Der Antragsgegner beantragte die Abweisung des Antrages, weil der Hauptmietvertrag über die Wohnung erst im Jahre 1962 abgeschlossen worden sei und zu dieser Zeit die Wohnung sich in brauchbarem Zustand befunden und in der Küche über eine Badenische verfügt habe.
Die Antragsteller gaben sich mit der ihren Antrag abweisenden Entscheidung der Schlichtungsstelle nicht zufrieden und riefen rechtzeitig das Gericht an (§ 40 Abs.1 MRG). Obwohl den übrigen Mietern des Hauses Gelegenheit zur Beteiligung am Verfahren gegeben worden war, machten sie von diesem Recht keinen Gebrauch. Das Erstgericht stellte im Sinne des Antrages fest, daß der Antragsgegner als Vermieter der genannten Wohnung das gesetzlich zulässige Zinsausmaß durch Vorschreibung von monatlich 1.006,18 S an Erhaltungsbeitrag in der Zeit vom 1.4.1983 bis 31.1.1984 um monatlich je 756,07 S und in der Zeit vom 1.2.1984 bis 31.7.1984 um monatlich je 714,83 S überschritten habe. Das auch für März 1983 gestellte Mehrbegehren wies es ab. Es traf im wesentlichen folgende Feststellungen:
Im Februar 1946 mieteten die österreichischen Staatseisenbahnen vom damaligen Eigentümer Dr. Friedrich N*** das gesamte Haus Wien 9., Pelikangasse 10, um die darin befindlichen Wohnungen an Betriebsangehörige weiterzuvermieten.

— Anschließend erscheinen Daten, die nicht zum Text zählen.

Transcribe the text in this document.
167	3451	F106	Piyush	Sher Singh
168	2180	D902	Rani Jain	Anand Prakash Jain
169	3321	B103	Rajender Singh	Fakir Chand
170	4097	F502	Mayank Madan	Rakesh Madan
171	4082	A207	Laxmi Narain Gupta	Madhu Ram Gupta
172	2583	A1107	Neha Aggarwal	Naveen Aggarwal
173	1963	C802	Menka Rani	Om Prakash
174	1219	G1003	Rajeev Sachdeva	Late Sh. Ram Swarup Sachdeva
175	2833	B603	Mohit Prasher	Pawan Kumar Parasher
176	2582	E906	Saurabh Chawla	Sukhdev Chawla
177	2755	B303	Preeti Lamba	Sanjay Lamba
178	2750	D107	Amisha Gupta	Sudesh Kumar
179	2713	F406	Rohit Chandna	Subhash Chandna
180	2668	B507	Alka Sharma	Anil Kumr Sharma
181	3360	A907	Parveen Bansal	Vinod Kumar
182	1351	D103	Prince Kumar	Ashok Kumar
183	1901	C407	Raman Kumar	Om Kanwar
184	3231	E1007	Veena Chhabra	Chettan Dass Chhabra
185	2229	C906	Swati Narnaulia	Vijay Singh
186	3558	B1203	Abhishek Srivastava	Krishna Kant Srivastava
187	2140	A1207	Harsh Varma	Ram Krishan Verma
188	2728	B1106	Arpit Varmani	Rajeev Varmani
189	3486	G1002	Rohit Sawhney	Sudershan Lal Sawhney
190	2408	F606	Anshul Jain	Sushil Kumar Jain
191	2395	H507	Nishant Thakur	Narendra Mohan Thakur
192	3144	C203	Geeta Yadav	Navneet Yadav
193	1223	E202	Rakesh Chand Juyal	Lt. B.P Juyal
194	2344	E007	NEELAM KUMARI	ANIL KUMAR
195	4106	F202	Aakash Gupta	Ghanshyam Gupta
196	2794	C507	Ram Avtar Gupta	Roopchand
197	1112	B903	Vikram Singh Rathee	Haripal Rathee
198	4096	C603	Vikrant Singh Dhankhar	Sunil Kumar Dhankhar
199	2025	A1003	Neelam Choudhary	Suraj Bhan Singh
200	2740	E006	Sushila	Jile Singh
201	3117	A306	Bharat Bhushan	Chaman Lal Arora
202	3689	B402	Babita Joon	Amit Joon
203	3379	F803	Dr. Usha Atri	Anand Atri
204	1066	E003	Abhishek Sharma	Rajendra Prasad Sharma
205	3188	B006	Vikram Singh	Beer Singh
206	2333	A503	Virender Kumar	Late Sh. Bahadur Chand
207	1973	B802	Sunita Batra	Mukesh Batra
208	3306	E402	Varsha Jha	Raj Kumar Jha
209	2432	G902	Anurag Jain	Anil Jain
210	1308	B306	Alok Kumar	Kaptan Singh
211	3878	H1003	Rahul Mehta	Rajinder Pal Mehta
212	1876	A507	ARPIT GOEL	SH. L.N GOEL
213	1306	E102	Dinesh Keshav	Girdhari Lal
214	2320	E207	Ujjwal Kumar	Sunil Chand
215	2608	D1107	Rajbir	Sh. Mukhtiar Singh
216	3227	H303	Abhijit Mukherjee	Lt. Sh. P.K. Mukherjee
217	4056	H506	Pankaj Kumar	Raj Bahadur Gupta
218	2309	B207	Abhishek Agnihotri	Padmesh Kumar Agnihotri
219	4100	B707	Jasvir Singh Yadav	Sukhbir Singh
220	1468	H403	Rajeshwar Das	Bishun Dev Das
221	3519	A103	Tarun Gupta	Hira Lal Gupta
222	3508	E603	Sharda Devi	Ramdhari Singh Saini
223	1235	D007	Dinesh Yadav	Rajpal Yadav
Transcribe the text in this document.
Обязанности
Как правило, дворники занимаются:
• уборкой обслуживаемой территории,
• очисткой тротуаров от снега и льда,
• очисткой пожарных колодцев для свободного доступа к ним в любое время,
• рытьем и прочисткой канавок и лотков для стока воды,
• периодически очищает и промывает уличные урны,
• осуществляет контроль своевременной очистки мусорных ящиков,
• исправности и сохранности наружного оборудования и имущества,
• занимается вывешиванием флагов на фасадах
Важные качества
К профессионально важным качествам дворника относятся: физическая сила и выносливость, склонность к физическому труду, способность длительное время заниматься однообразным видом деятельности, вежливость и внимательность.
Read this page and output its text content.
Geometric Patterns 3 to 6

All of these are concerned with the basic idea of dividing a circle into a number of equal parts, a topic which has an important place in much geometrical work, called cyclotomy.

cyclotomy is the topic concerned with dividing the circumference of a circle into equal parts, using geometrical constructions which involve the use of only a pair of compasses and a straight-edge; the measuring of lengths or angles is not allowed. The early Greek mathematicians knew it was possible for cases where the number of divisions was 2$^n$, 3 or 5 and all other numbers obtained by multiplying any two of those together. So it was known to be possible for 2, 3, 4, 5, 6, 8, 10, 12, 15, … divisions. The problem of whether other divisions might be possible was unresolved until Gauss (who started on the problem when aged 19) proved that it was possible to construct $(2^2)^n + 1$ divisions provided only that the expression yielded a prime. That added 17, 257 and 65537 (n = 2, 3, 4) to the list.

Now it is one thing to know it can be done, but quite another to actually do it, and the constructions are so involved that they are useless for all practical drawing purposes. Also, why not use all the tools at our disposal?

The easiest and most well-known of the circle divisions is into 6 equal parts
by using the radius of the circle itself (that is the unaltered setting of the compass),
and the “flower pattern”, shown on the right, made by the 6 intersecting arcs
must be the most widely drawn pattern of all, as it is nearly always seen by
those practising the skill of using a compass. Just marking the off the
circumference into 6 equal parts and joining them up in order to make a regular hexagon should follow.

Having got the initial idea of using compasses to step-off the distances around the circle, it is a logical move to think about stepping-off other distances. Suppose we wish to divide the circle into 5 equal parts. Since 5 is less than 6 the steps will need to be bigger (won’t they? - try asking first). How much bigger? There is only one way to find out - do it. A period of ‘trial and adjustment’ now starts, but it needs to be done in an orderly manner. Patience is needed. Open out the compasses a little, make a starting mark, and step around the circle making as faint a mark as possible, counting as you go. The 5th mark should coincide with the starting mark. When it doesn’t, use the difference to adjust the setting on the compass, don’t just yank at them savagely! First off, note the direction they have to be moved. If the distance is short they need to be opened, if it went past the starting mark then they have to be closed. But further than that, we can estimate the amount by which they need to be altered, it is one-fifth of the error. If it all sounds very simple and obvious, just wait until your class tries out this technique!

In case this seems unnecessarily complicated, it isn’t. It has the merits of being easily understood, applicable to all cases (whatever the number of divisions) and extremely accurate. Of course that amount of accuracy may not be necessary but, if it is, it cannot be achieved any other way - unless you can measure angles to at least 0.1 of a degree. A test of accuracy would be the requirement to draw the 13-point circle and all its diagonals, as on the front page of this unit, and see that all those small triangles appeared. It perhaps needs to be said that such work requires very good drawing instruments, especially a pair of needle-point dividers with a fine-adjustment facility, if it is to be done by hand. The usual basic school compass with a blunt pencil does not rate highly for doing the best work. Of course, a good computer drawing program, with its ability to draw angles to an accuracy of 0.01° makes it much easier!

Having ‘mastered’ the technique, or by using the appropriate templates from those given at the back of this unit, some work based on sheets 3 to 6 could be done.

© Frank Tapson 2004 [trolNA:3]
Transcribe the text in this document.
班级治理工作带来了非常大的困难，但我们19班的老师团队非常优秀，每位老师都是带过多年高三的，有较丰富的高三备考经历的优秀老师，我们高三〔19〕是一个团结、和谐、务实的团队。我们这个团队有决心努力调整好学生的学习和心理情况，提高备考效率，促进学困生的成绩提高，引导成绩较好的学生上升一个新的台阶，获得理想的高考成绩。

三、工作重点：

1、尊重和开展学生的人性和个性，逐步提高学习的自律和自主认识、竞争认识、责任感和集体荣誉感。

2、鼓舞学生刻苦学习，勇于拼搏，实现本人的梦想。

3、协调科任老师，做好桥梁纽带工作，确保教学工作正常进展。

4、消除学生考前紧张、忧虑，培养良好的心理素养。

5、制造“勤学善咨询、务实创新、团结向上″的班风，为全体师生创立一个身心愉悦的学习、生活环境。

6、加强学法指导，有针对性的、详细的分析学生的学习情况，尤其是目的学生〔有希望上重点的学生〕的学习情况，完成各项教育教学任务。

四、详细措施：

Am 1. April 1948 mietete Heinrich P***, der Gatte der Erstantragstellerin und Vater der Zweitantragstellerin die Wohnung top.Nr.3 in diesem Haus von den Ö*** B***, die das Hauptmietverhältnis der
österreichischen Staatseisenbahnen übernommen hatten. Bei Übergabe der Wohnung an Heinrich P*** im Jahr 1948 fehlten Teile des Deckenverputzes, des Wandverputzes und des Brettelbodens und Sesselleisten. Weiters fehlten Fensterflügel, Fensterglas und Fensterbretter; an den Fenster- und Türstöcken waren kleinere Schäden vorhanden. Der Anstrich war sehr schlecht und insgesamt erneuerungsbedürftig. Es war kein Küchenherd vorhanden, ebenso kein Kachelofen. In der Küche gab es wohl einen Wasseranschluß, Auslaufhahn und Ausgußbecken fehlten jedoch. Die WC-Schale war zertrümmert, ein Spülkasten war nicht vorhanden, die WC-Gainze war gebrauchsunfähig. Badewanne, Warmwasserspeicher, Waschbecken, Abwäsche oder Auslaufhähne fehlten ebenso wie dazu notwendigen Installationen. Die Gasleitung war nicht gebrauchsfähig, ebensowenig die elektrische Lichtinstallation; Beleuchtungskörper, Schalter oder Steckdosen waren nicht vorhanden. Von 1948 bis 1962 ließ Heinrich P*** sämtliche Installationen erneuern, das WC instandsetzen; in der Küche richtete er eine Badenische ein. Diese Badenische hat drei feste Wände, die vierte Wand wurde durch einen Vorhang gebildet. In dieser Badenische befinden sich eine Dusche und ein Waschbecken. Im Jahr 1983 ließ die Zweitantragstellerin anstelle des Vorhanges eine Gipswand errichten und den Fußboden dieser Badenische verfliesen. Diese Investitionen erfolgten sämtlich auf Kosten der Mieter. Zum 31.12.1961 legten die Ö*** B*** ihre
Hauptmietrechte hinsichtlich der gegenständlichen Wohnung zurück, dies jedoch unter der Bedingung, daß mit Heinrich P*** ein Hauptmietvertrag zu den gleichen Bedingungen abgeschlossen würde. Tatsächlich wurde im Jänner 1962 ein Hauptmietvertrag zwischen Dr. S*** als Vertreter des damals noch minderjährigen Antragsgegners, der das Haus im Jahr 1954 erworben hatte, und Heinrich P*** über die gegenständliche Wohnung zum Friedenskronenmietzins (monatlich 127,92 S) abgeschlossen. Zu diesem Zeitpunkt befand sich die Wohnung aufgrund der Investitionen Heinrich P*** in einem durchaus brauchbaren Zustand und verfügte sie bereits über die oben beschriebene Badenische in der Küche. Die Wohnung weist eine Nutzfläche von 103,10 m 2 auf. Heinrich P*** verstarb am 5.8.1977. Im Zeitpunkt seines Todes lebten im gemeinsamen Haushalt mit ihm sowohl die Erstantragstellerin als auch die Zweitantragstellerin.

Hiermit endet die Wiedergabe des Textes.